My wife told me I flew through this series. By most accounts, I wouldn’t consider myself a speed reader, but I can certainly dedicate the time to read a good book, or in this case, a great series. And after finishing The Hunger Games trilogy, I can honestly say this series has it all. The characters, the setting, action scenes galore, great dialogue, and we lived in Katniss’s head for the entire three-book ordeal. What a fresh, wonderful character who wouldn’t take crap from anyone. *BEGIN SPOILER* She stood her ground through two Hunger Games, and she walked away a stronger, better person, despite the obstacles the Head Gamemakers tossed in her path. *END SPOILER*

This was a great read. Did it live up to the precedent of the two tales before it? Probably not.

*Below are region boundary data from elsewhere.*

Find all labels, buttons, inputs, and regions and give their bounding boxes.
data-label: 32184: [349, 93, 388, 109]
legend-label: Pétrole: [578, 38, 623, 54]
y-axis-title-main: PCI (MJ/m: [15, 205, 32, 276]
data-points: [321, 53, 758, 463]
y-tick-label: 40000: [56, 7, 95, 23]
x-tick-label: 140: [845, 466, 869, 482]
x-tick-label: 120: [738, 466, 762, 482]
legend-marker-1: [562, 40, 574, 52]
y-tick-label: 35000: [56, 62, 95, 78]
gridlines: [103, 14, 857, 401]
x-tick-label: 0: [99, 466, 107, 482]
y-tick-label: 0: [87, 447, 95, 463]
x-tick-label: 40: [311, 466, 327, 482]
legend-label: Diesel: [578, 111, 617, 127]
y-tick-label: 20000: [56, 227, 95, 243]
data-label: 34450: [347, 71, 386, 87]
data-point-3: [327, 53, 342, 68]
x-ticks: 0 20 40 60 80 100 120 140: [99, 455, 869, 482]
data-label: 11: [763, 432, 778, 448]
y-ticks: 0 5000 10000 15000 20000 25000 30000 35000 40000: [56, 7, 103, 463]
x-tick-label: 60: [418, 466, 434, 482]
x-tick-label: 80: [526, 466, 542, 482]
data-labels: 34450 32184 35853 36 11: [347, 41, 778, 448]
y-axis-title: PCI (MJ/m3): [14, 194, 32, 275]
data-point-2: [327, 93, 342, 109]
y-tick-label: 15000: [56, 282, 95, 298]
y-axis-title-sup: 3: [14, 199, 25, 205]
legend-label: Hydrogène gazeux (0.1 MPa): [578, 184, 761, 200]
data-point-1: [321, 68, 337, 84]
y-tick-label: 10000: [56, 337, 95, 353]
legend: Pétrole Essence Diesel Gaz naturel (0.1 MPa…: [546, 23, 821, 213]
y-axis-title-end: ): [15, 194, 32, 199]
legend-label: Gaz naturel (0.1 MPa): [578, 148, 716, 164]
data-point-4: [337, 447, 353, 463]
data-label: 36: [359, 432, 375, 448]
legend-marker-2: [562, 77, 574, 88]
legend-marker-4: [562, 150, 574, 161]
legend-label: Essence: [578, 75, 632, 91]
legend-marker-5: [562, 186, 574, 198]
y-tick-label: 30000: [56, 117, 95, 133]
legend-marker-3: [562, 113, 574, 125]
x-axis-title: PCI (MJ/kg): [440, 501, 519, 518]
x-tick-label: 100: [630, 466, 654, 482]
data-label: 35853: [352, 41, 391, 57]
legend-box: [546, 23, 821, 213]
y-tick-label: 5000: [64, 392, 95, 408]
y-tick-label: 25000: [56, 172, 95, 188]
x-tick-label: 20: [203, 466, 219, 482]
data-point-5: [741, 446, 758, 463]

But it’s hard to compare greatness. Can I see where readers may have been a bit disappointed after the first two mind-bending reads? Sure. But, again, greatness is a fleeting endeavor. It’s like popularity. One minute you have it, the next minute it’s moved on to someone else, as it develops a big grin and laughs in your face.

To her credit, Suzanne Collins knows how to write a great novel, and to do it three times over is no small feat. Each book stood on its own, and each one was a slightly different type of story, but in the end, readers saw the complete Panem picture, and it’s a photo worthy of more than just a passing glance.

Maybe I missed the party, the band, the cake, the toasts, and the dancing, but I still feel like there’s music playing in the background. Why? Because as I write this, MOCKINGJAY occupies slot #7 of the Amazon Kindle eBooks Bestseller List. I don’t know about you, but I plan to enjoy the after-party, “and may the odds be ever in your favor.”